The left’s response to the suspension was typical of its traditional deference to the right of the party. It consisted mainly in online petitions and pitiful calls by leading figures like John McDonnell and Momentum founder Jon Lansman for diplomacy and calm. Left figures outside the party put up more resistance. This follows a familiar pattern of the last five years: nominal leaders of the Labour left urging capitulation to the right, and the left membership demanding firmer action and a refutation of the scurrilous accusations. Par for the course, the members supportive of Corbyn were patronised by Lansman on Twitter who dismissed them for their “war cries” and urged them to allow the SCG and senior left figures to negotiate a path back for Corbyn.
At the time of writing, Corbyn’s suspension from party membership has been lifted, but the parliamentary whip has not been restored.

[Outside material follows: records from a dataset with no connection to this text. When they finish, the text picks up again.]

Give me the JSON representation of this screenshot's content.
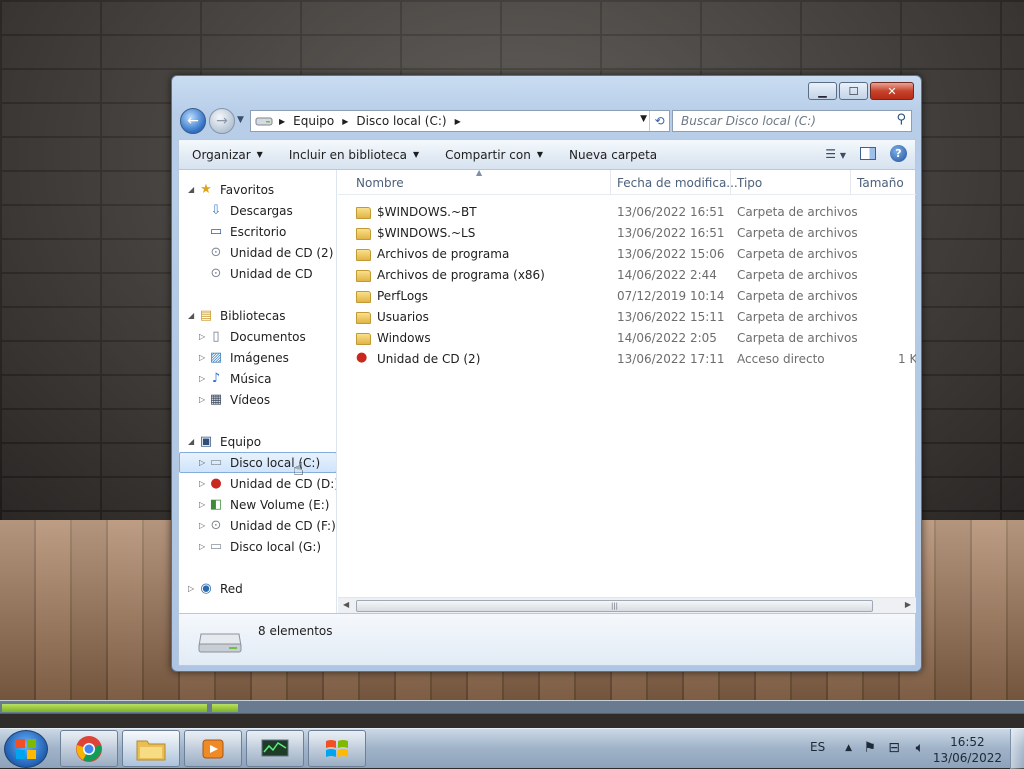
{
  "window": {
    "caption": {
      "minimize": "▁",
      "maximize": "☐",
      "close": "✕"
    }
  },
  "address": {
    "crumbs": [
      "Equipo",
      "Disco local (C:)"
    ]
  },
  "search": {
    "placeholder": "Buscar Disco local (C:)"
  },
  "toolbar": {
    "organize": "Organizar",
    "include": "Incluir en biblioteca",
    "share": "Compartir con",
    "new_folder": "Nueva carpeta"
  },
  "nav_tree": {
    "favorites": {
      "label": "Favoritos",
      "items": [
        "Descargas",
        "Escritorio",
        "Unidad de CD (2)",
        "Unidad de CD"
      ]
    },
    "libraries": {
      "label": "Bibliotecas",
      "items": [
        "Documentos",
        "Imágenes",
        "Música",
        "Vídeos"
      ]
    },
    "computer": {
      "label": "Equipo",
      "items": [
        "Disco local (C:)",
        "Unidad de CD (D:) A",
        "New Volume (E:)",
        "Unidad de CD (F:)",
        "Disco local (G:)"
      ]
    },
    "network": {
      "label": "Red"
    }
  },
  "columns": {
    "name": "Nombre",
    "date": "Fecha de modifica...",
    "type": "Tipo",
    "size": "Tamaño"
  },
  "files": [
    {
      "name": "$WINDOWS.~BT",
      "date": "13/06/2022 16:51",
      "type": "Carpeta de archivos",
      "size": ""
    },
    {
      "name": "$WINDOWS.~LS",
      "date": "13/06/2022 16:51",
      "type": "Carpeta de archivos",
      "size": ""
    },
    {
      "name": "Archivos de programa",
      "date": "13/06/2022 15:06",
      "type": "Carpeta de archivos",
      "size": ""
    },
    {
      "name": "Archivos de programa (x86)",
      "date": "14/06/2022 2:44",
      "type": "Carpeta de archivos",
      "size": ""
    },
    {
      "name": "PerfLogs",
      "date": "07/12/2019 10:14",
      "type": "Carpeta de archivos",
      "size": ""
    },
    {
      "name": "Usuarios",
      "date": "13/06/2022 15:11",
      "type": "Carpeta de archivos",
      "size": ""
    },
    {
      "name": "Windows",
      "date": "14/06/2022 2:05",
      "type": "Carpeta de archivos",
      "size": ""
    },
    {
      "name": "Unidad de CD (2)",
      "date": "13/06/2022 17:11",
      "type": "Acceso directo",
      "size": "1 K"
    }
  ],
  "details": {
    "count": "8 elementos"
  },
  "taskbar": {
    "lang": "ES",
    "time": "16:52",
    "date": "13/06/2022"
  },
  "colors": {
    "accent": "#2e6fc4",
    "selection": "#cfe4fb"
  },
  "icons": {
    "back": "arrow-left-icon",
    "forward": "arrow-right-icon",
    "search": "magnifier-icon",
    "folder": "folder-icon",
    "drive": "hard-drive-icon",
    "shortcut": "shortcut-icon"
  }
}
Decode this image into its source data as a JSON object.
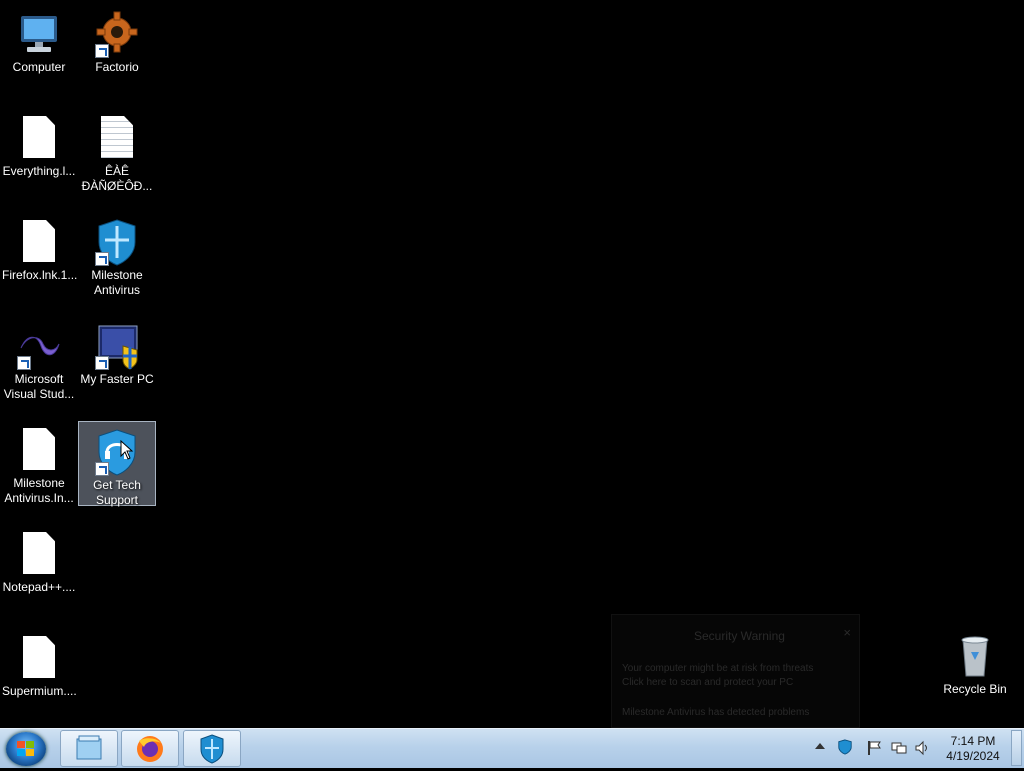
{
  "desktop": {
    "icons": [
      {
        "label": "Computer"
      },
      {
        "label": "Factorio"
      },
      {
        "label": "Everything.l..."
      },
      {
        "label": "ÊÀÊ ÐÀÑØÈÔÐ..."
      },
      {
        "label": "Firefox.lnk.1..."
      },
      {
        "label": "Milestone Antivirus"
      },
      {
        "label": "Microsoft Visual Stud..."
      },
      {
        "label": "My Faster PC"
      },
      {
        "label": "Milestone Antivirus.In..."
      },
      {
        "label": "Get Tech Support"
      },
      {
        "label": "Notepad++...."
      },
      {
        "label": "Supermium...."
      },
      {
        "label": "Recycle Bin"
      }
    ]
  },
  "notification": {
    "title": "Security Warning",
    "line1": "Your computer might be at risk from threats",
    "line2": "Click here to scan and protect your PC",
    "line3": "Milestone Antivirus has detected problems"
  },
  "taskbar": {
    "pinned": [
      "windows-explorer",
      "firefox",
      "milestone-antivirus"
    ]
  },
  "clock": {
    "time": "7:14 PM",
    "date": "4/19/2024"
  },
  "colors": {
    "desktop_bg": "#000000",
    "taskbar": "#b8d1ea",
    "selection": "#8c96a5"
  }
}
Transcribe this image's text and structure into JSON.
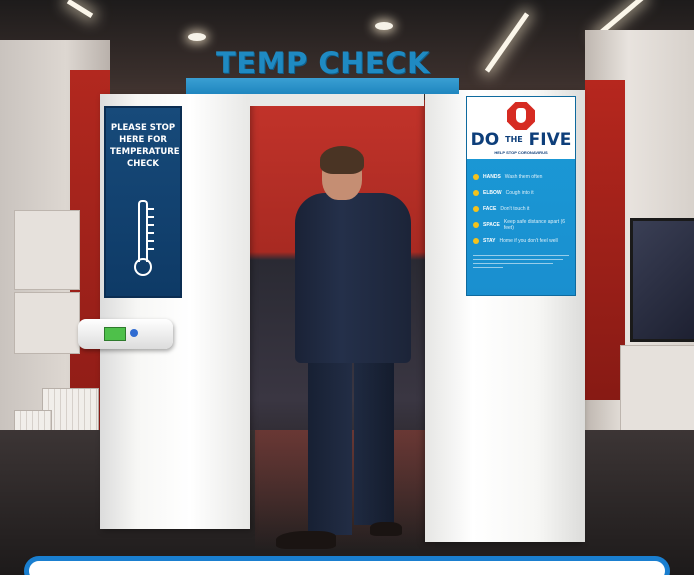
{
  "booth": {
    "sign": "TEMP CHECK",
    "accent_color": "#1f8ac2"
  },
  "left_poster": {
    "text": "PLEASE STOP\nHERE FOR\nTEMPERATURE\nCHECK",
    "icon": "thermometer-icon",
    "background_color": "#174a7a"
  },
  "right_poster": {
    "icon": "stop-hand-icon",
    "title_do": "DO",
    "title_the": "THE",
    "title_five": "FIVE",
    "subtitle": "HELP STOP CORONAVIRUS",
    "items": [
      {
        "key": "HANDS",
        "text": "Wash them often"
      },
      {
        "key": "ELBOW",
        "text": "Cough into it"
      },
      {
        "key": "FACE",
        "text": "Don't touch it"
      },
      {
        "key": "SPACE",
        "text": "Keep safe distance apart (6 feet)"
      },
      {
        "key": "STAY",
        "text": "Home if you don't feel well"
      }
    ],
    "background_color": "#1b9bd7",
    "bullet_color": "#f4c21c"
  },
  "frame": {
    "border_color": "#1a7fd0"
  }
}
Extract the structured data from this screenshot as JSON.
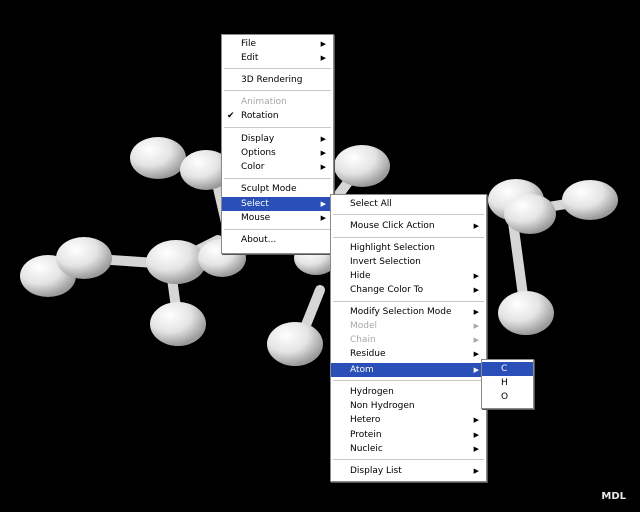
{
  "context_menu": {
    "items": [
      {
        "label": "File",
        "submenu": true
      },
      {
        "label": "Edit",
        "submenu": true
      },
      {
        "label": "3D Rendering"
      },
      {
        "label": "Animation",
        "disabled": true
      },
      {
        "label": "Rotation",
        "checked": true
      },
      {
        "label": "Display",
        "submenu": true
      },
      {
        "label": "Options",
        "submenu": true
      },
      {
        "label": "Color",
        "submenu": true
      },
      {
        "label": "Sculpt Mode"
      },
      {
        "label": "Select",
        "submenu": true,
        "highlighted": true
      },
      {
        "label": "Mouse",
        "submenu": true
      },
      {
        "label": "About..."
      }
    ]
  },
  "select_submenu": {
    "items": [
      {
        "label": "Select All"
      },
      {
        "label": "Mouse Click Action",
        "submenu": true
      },
      {
        "label": "Highlight Selection"
      },
      {
        "label": "Invert Selection"
      },
      {
        "label": "Hide",
        "submenu": true
      },
      {
        "label": "Change Color To",
        "submenu": true
      },
      {
        "label": "Modify Selection Mode",
        "submenu": true
      },
      {
        "label": "Model",
        "submenu": true,
        "disabled": true
      },
      {
        "label": "Chain",
        "submenu": true,
        "disabled": true
      },
      {
        "label": "Residue",
        "submenu": true
      },
      {
        "label": "Atom",
        "submenu": true,
        "highlighted": true
      },
      {
        "label": "Hydrogen"
      },
      {
        "label": "Non Hydrogen"
      },
      {
        "label": "Hetero",
        "submenu": true
      },
      {
        "label": "Protein",
        "submenu": true
      },
      {
        "label": "Nucleic",
        "submenu": true
      },
      {
        "label": "Display List",
        "submenu": true
      }
    ]
  },
  "atom_submenu": {
    "items": [
      {
        "label": "C",
        "highlighted": true
      },
      {
        "label": "H"
      },
      {
        "label": "O"
      }
    ]
  },
  "watermark": "MDL",
  "colors": {
    "background": "#000000",
    "menu_highlight": "#2a4fb8",
    "atom": "#e6e6e6"
  }
}
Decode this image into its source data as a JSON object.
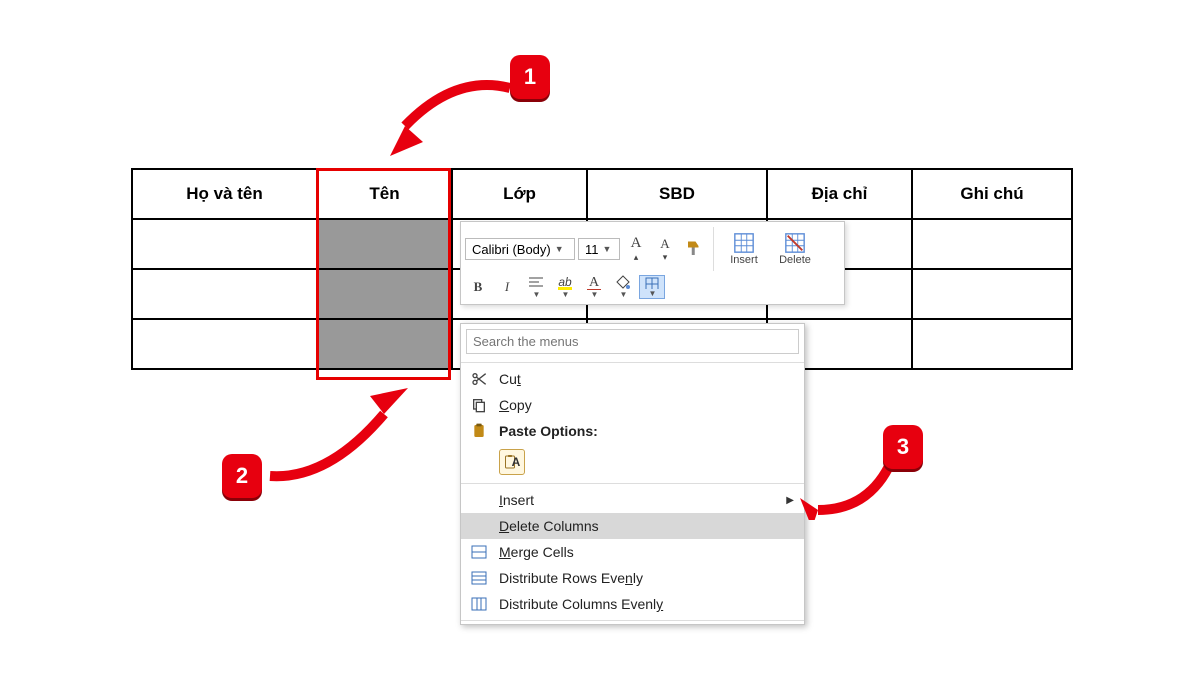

The reason given for the latter is that Corbyn has ‘undermined the fight against antisemitism’. This statement only makes sense in the alternative universe of Corbyn’s enemies. Yet it is a narrative that too many of his erstwhile allies have not refuted, and at times, bizarrely indulged under the doomed hope that this would allow Labour to ‘move on’ from the attacks on the left. But there will be no ‘moving on’ until the Labour left is encased back in the tomb, and the Palestinian movement is cowed into silence. The ‘victory lap’ senior figures on the left took after Corbyn’s suspension was lifted indicates that lessons have not been learned. A wave of statements from constituency Labour parties attacking the suspension of Corbyn from the whip points to a desire for resistance in the grassroots – but this has typically been squandered by Labour left leaders when it has emerged in the past.
The tradition of deference, calm and compromise must finally be broken if we are not to endlessly recycle the tragic history of the left in the Labour party. Socialists, whether in that party or outside of it must take seriously the nature and extent of the fight we are involved in, and recognise that no reconciliation with the right is either possible or desirable, and act accordingly.